February 01, 2016
One of the greatest legends in the history of professional wrestling faces another battle outside of the ring. WWE Hall of Famer Bret Hart announced Monday on his Facebook page that he has been diagnosed with prostate cancer.
“My fans have always looked upon me as a hero and I've always done my best to live up to that in and out of the ring,” Hart says in his statement. “I beat the odds when I suffered my stroke in 2002, but it is now yet again, that I draw upon the many adults and young children I've met throughout my life who courageously fought and usually lost in their battles against this deadly disease.”
Hart suffered from post-concussion syndrome after receiving a concussion in a match with Bill Goldberg at Starrcade ’99. He ultimately was forced to retire from active competition. Three years later, he suffered a stroke after getting into a bicycle accident. In that accident, Hart’s entire left side was left paralyzed. Only after months of physical rehabilitation was he able to get some of that strength back.
Hart was a five-time WWF Champion in what was then the World Wrestling Federation and became WCW Champion twice in addition to a very long list of his accomplishments inside the ring for various promotions.
Unfortunately for Hart, what he might be best known for in pro wrestling is being the victim of the infamous Montreal Screwjob on November 9, 1997, at the Molson Centre during a Survivor Series pay-per-view event. The owner of the then-WWF, Vince McMahon, instructed the timekeeper to ring the bell while Hart was in his own Sharpshooter submission hold by his hated rival, Shawn Michaels. This would set off a chain of events that derailed Hart’s career and set the WWF up for immediate success in the future.
Hart has four children.
Here’s Hart’s full statement on his Facebook page:
It is with great remorse that I feel compelled to speak truthfully to my friends, family and my millions of fans around the world. In the past few years, I've spent more than enough time paying the price for all those years trying to be the best there ever was as a professional wrestler. I executed excellently and my proudest claim was that I never seriously hurt or injured another wrestler in my 23 year career. I've paid a price for all that "fake" wrestling. Aside from a devastating career-ending concussion and numerous surgeries when I was younger, in recent years I've had two knee replacements, two hernia operations, surgery on my right elbow, and, just a few months ago, I underwent a four-corner fusion of my right wrist that even now makes it most difficult to write or type.
Mark Helprin wrote: "We are all perfect clocks that Divinity has set to ticking when, even before birth, the heart explodes into a lifelong dance." I've had a great lifelong dance and I'm a survivor of many hard battles. I now face my toughest battle. With hesitation and fear, I openly declare myself in my fight against prostate cancer. In the next few days, I will undergo surgery with the hope of defeating this nemesis once and for all.
My fans have always looked upon me as a hero and I've always done my best to live up to that in and out of the ring. I beat the odds when I suffered my stroke in 2002, but it is now yet again, that I draw upon the many adults and young children I've met throughout my life who courageously fought and usually lost in their battles against this deadly disease. One year ago, I watched a brave young man named Whesley fight brain cancer to the end. If I can find even an ounce of his courage to stand unafraid and face the tough road ahead of me, I will march toward this destiny with his spirit chanting in my ear.
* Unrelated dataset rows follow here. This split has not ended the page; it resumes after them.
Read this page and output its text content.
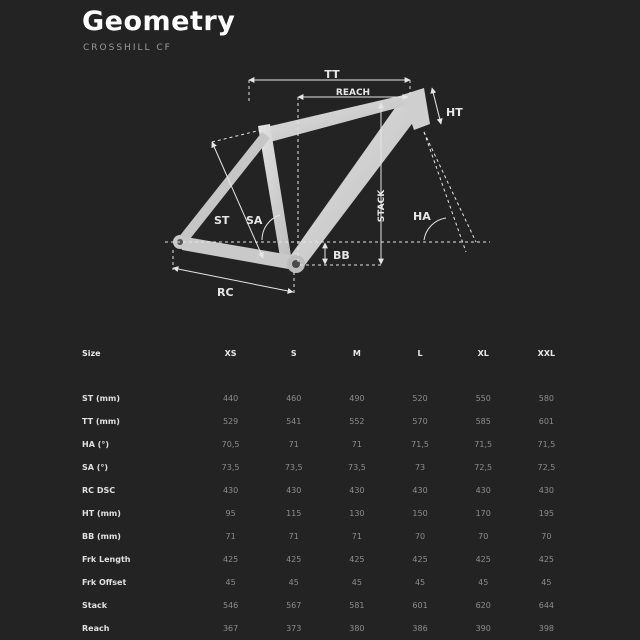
Geometry
CROSSHILL CF
TT
REACH
HT
ST SA	STACK HA
BB
RC
Size	XS	S	M	L	XL	XXL

ST (mm)	440	460	490	520	550	580
TT (mm)	529	541	552	570	585	601
HA (°)	70,5	71	71	71,5	71,5	71,5
SA (°)	73,5	73,5	73,5	73	72,5	72,5
RC DSC	430	430	430	430	430	430
HT (mm)	95	115	130	150	170	195
BB (mm)	71	71	71	70	70	70
Frk Length	425	425	425	425	425	425
Frk Offset	45	45	45	45	45	45
Stack	546	567	581	601	620	644
Reach	367	373	380	386	390	398
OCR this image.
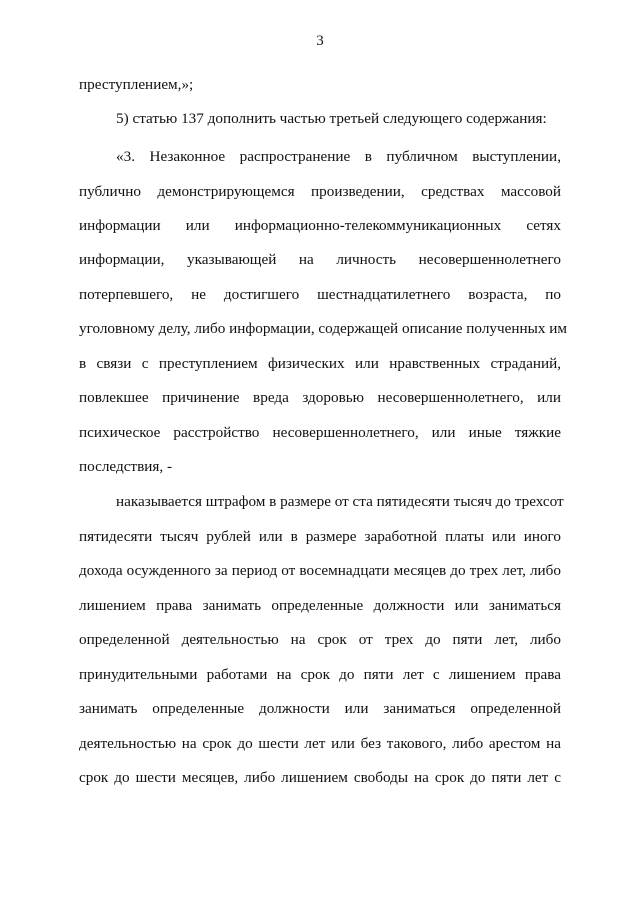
3
преступлением,»;
5) статью 137 дополнить частью третьей следующего содержания:
«3. Незаконное распространение в публичном выступлении,
публично демонстрирующемся произведении, средствах массовой
информации или информационно-телекоммуникационных сетях
информации, указывающей на личность несовершеннолетнего
потерпевшего, не достигшего шестнадцатилетнего возраста, по
уголовному делу, либо информации, содержащей описание полученных им
в связи с преступлением физических или нравственных страданий,
повлекшее причинение вреда здоровью несовершеннолетнего, или
психическое расстройство несовершеннолетнего, или иные тяжкие
последствия, -
наказывается штрафом в размере от ста пятидесяти тысяч до трехсот
пятидесяти тысяч рублей или в размере заработной платы или иного
дохода осужденного за период от восемнадцати месяцев до трех лет, либо
лишением права занимать определенные должности или заниматься
определенной деятельностью на срок от трех до пяти лет, либо
принудительными работами на срок до пяти лет с лишением права
занимать определенные должности или заниматься определенной
деятельностью на срок до шести лет или без такового, либо арестом на
срок до шести месяцев, либо лишением свободы на срок до пяти лет с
I make a solemn vow to all of those that once believed in me, the dead and the living, that I will wage my fearsome fight against cancer with one shield and one sword carrying my determination and my fury for life, emboldened by all the love that's kept me going this long already. Love is my weapon and I've got much of it around me all the time, for which I'm truly blessed and eternally grateful. My children, grandchildren, and my loving wife Steph have been and will constantly be at my side. I refuse to lose, I will never give in or give up, and I will win this battle or die trying.
Most important of all, I hope I can take the fight to prostate cancer. To be a leader in awareness and to set the example for men everywhere who find themselves in my very same shoes, that prostate cancer can be beaten.